Efficacy was calculated using Eq 2 for each area (i.e., “wet” and “dry”) within a model for each applicable corrective action and displayed by median efficacy and interquartile range. Positive efficacy indicated a lower Listeria prevalence in the model with a corrective action compared to the baseline model and thus effectiveness of the corrective action, while zero or negative efficacy indicated that the corrective action is predicted to not be able to reduce the agent contamination prevalence. Panel A: Facility B Wet area. Panel B: Facility B Dry area. PR_01-PR_03: Random Event Occurrence Reduction (125%; 150%; 175% event delay from baseline respectively). LR_01-LR_03: Random Load Reduction (1–3 Log10, respectively). PZ_01-PZ_04: Z4 Event Occurrence Reduction (25%; 50%; 75%; 100% reduction from baseline respectively). LZ_01-LZ_03: Z4 Load Reduction (1–3 Log10, respectively). EC_01-EC_04: Reduction of Listeria Prevalence in incoming produce (25%; 50%; 75%; 100% reduction from baseline, respectively). MI_01: Cleaning Effectiveness Improvement (increased Listeria removed during reduction events increased by 3 log10).
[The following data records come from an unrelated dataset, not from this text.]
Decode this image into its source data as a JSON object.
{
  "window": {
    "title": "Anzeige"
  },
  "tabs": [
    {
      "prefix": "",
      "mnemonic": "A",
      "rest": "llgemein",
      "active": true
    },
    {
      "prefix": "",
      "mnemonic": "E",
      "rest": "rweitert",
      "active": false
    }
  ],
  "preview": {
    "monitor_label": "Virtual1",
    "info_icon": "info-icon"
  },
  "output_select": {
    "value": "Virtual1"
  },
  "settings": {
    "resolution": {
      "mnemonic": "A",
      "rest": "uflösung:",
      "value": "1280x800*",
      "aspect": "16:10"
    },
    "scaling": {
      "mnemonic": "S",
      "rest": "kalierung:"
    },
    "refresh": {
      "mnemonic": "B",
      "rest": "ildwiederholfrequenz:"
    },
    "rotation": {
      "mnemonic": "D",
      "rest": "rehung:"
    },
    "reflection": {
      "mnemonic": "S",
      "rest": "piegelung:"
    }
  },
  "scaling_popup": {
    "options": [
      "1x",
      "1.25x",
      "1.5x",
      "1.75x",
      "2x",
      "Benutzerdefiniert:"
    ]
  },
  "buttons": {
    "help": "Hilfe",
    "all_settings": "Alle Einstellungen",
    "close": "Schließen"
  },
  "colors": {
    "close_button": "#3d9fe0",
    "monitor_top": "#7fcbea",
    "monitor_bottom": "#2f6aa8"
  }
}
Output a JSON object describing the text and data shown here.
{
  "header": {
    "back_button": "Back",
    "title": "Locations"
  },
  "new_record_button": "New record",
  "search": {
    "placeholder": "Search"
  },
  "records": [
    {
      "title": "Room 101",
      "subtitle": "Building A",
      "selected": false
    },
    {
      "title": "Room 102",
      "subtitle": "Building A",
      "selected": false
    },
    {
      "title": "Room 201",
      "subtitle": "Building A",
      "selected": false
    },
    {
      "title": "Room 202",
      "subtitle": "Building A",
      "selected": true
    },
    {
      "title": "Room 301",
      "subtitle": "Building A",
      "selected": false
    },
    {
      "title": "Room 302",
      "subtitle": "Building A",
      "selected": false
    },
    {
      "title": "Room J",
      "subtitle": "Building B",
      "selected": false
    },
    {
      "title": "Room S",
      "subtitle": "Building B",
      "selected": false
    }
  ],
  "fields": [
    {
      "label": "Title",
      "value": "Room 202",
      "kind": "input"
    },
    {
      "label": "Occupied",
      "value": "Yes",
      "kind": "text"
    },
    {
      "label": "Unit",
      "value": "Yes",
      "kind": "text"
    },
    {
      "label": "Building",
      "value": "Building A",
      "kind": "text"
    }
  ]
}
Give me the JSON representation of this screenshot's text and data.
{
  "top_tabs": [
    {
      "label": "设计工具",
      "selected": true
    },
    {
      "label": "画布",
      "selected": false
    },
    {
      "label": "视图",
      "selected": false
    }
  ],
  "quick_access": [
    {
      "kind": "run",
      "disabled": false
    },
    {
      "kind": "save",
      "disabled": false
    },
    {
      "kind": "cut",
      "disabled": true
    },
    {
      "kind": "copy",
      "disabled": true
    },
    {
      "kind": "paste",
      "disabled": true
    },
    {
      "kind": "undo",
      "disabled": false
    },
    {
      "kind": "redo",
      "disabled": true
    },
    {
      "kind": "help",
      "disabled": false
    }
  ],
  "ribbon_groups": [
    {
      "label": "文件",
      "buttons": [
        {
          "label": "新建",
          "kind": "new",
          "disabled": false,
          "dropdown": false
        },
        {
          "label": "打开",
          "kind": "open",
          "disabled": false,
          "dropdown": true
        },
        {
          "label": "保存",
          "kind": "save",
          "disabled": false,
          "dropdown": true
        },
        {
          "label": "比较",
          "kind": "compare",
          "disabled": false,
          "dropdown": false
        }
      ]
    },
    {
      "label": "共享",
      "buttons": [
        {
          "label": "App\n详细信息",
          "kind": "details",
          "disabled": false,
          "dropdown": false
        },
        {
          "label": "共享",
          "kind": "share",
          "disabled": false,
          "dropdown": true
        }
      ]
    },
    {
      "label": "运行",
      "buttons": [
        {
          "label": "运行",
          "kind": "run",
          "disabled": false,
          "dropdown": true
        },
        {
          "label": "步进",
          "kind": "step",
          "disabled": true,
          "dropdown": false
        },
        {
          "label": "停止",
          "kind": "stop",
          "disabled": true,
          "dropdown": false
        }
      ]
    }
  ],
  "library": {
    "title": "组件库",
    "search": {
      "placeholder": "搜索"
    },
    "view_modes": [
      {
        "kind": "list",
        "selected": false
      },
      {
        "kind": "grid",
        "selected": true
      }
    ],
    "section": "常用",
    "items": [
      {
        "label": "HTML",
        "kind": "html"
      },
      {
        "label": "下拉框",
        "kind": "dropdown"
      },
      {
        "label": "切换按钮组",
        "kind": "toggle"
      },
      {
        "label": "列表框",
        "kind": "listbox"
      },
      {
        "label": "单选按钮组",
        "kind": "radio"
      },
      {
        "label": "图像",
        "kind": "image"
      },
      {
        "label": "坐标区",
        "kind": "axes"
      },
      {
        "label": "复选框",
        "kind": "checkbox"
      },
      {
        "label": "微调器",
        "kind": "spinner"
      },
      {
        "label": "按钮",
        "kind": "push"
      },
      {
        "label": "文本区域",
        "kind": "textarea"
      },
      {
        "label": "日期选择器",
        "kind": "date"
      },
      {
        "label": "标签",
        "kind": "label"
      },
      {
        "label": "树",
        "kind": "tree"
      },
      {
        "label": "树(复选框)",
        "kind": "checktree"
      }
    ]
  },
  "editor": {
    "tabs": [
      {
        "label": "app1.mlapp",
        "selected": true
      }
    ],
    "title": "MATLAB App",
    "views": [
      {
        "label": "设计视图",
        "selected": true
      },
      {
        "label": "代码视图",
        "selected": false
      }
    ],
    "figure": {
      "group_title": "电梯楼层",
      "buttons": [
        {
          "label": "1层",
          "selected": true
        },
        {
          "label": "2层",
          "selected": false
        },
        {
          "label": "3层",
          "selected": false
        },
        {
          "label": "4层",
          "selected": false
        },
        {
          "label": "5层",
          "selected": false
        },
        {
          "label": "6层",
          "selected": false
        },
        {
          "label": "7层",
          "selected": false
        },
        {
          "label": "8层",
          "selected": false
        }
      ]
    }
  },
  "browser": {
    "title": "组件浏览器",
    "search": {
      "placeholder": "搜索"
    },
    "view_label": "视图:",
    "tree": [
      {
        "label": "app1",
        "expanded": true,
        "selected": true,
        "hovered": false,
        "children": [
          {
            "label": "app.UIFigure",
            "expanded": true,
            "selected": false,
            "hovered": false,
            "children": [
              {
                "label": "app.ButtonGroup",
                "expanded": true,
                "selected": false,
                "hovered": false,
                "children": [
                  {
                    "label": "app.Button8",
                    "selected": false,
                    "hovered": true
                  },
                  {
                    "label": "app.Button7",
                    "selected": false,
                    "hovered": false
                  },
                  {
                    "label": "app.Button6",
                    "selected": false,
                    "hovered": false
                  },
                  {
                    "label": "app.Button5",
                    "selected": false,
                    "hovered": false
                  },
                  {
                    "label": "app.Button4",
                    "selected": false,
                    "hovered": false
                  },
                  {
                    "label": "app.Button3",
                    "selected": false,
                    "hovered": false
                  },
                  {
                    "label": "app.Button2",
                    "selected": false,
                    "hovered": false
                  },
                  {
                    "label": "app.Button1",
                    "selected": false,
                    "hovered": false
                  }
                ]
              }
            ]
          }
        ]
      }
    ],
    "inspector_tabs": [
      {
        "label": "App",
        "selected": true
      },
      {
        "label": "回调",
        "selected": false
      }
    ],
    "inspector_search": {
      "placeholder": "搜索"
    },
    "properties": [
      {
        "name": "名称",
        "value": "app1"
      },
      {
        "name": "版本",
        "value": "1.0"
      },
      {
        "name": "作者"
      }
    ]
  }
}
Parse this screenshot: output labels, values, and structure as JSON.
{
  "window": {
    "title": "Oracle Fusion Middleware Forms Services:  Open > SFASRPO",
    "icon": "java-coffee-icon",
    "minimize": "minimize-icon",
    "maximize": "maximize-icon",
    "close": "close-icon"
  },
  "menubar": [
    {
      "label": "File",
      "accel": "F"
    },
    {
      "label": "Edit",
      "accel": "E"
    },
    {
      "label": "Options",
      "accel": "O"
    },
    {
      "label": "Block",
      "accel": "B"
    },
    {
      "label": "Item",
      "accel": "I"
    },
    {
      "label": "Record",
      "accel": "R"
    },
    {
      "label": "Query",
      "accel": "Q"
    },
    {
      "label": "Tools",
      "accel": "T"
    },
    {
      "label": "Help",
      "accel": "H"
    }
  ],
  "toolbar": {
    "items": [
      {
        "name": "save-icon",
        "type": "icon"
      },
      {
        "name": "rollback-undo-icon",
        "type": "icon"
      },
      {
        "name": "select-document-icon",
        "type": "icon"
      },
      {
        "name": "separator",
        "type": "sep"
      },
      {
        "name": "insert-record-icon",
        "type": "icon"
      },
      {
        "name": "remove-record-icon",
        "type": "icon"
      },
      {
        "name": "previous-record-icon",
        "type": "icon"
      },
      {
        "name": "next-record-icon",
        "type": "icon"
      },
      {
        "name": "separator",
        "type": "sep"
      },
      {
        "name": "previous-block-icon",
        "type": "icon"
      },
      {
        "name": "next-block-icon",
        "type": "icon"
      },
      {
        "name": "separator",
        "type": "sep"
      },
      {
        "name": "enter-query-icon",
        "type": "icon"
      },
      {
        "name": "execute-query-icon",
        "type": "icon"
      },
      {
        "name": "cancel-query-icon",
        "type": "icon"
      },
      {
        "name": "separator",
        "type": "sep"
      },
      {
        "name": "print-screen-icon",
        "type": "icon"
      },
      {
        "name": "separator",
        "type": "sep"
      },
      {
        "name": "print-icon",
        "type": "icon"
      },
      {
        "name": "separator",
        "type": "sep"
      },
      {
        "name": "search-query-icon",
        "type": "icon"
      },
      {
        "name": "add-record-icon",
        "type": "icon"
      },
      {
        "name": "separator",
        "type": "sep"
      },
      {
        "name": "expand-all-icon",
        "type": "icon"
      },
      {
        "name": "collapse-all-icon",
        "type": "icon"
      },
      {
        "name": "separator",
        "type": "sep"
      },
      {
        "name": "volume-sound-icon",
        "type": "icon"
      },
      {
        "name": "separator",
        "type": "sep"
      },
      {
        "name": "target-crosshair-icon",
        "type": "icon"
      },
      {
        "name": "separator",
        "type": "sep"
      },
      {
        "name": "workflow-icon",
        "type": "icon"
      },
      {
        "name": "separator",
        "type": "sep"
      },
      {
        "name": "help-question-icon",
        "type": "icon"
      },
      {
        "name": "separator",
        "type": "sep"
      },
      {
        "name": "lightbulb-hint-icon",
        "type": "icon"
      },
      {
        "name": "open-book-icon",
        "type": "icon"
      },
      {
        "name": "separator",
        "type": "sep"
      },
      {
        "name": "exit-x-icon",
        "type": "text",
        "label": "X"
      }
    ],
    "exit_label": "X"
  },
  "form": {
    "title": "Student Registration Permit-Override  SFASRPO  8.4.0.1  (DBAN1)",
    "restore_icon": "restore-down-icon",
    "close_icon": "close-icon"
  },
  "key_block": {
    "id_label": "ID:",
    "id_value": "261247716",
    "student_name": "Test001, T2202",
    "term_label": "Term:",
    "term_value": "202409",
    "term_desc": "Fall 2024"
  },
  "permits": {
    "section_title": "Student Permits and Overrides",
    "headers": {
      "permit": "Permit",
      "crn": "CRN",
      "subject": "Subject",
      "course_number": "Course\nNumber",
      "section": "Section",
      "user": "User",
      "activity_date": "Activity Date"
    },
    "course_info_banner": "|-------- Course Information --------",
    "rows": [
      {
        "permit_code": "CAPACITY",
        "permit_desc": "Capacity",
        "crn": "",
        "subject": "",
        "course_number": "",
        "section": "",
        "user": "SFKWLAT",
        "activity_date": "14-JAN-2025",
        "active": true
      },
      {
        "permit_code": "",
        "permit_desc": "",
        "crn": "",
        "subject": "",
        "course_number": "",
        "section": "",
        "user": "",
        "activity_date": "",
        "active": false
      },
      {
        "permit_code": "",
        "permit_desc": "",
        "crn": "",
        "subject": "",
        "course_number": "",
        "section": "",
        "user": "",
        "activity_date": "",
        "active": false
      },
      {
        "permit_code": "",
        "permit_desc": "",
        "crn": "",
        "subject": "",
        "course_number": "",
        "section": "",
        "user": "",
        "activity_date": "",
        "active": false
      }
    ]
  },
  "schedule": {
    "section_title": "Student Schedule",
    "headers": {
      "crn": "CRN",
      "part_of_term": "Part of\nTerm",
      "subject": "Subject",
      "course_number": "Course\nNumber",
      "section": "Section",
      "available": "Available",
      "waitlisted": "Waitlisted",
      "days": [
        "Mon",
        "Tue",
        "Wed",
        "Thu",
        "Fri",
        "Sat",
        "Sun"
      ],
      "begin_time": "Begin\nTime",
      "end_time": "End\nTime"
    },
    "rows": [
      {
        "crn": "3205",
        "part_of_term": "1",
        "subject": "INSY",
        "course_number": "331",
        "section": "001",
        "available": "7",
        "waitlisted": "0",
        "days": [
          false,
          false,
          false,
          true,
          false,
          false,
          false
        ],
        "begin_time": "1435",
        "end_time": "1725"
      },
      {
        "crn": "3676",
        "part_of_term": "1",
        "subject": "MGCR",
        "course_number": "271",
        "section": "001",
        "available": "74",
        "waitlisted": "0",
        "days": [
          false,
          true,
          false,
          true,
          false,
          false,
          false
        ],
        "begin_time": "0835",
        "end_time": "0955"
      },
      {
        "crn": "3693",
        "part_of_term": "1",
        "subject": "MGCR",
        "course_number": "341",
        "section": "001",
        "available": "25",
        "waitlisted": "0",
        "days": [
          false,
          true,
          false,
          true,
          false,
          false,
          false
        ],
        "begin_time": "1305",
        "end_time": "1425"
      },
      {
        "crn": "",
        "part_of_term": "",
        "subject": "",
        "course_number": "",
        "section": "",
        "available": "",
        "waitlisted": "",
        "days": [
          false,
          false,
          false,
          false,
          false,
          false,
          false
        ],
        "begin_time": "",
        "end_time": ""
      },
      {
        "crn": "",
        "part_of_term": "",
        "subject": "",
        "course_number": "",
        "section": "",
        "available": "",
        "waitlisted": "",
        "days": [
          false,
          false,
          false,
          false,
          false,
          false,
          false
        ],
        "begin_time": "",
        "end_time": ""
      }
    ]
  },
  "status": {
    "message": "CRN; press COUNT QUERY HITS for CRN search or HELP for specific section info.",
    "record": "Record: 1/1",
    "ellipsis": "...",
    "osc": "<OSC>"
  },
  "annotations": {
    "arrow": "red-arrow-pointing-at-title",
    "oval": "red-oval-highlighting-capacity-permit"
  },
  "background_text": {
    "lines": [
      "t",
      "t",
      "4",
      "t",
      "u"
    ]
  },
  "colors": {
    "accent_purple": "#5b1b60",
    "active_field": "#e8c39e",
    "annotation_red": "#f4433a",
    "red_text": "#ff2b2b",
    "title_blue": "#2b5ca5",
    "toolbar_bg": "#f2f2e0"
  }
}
MI_02: Weekend Deep Clean (Removal of Listeria from all agents regardless of cleanability status every Sunday). AI_01: Enhanced Flume Water Treatment (2 log10 removal of Listeria in flume agent per hour of production). AI_02/AI_02C1/AI_02C2: Broad Model-based Master Sanitation Restructuring (Agent cleaning and sanitation schedules were fully reassigned according to a mean contamination probability). AI_03/AI_03C1/AI_03C2: Directed Model-based Master Sanitation Schedule Restructuring (Sanitization of agents with a mean contamination probability ≥66% was set to a daily frequency). AI_04: Transmission Pathways Modification Corrective Action (Separation of forklift area assignment). CI_01: EC_02 and AI_03 were applied simultaneously. CI_02: EC_02 and AI_04 were applied simultaneously. CI_03: AI_03 and AI_04 were applied simultaneously.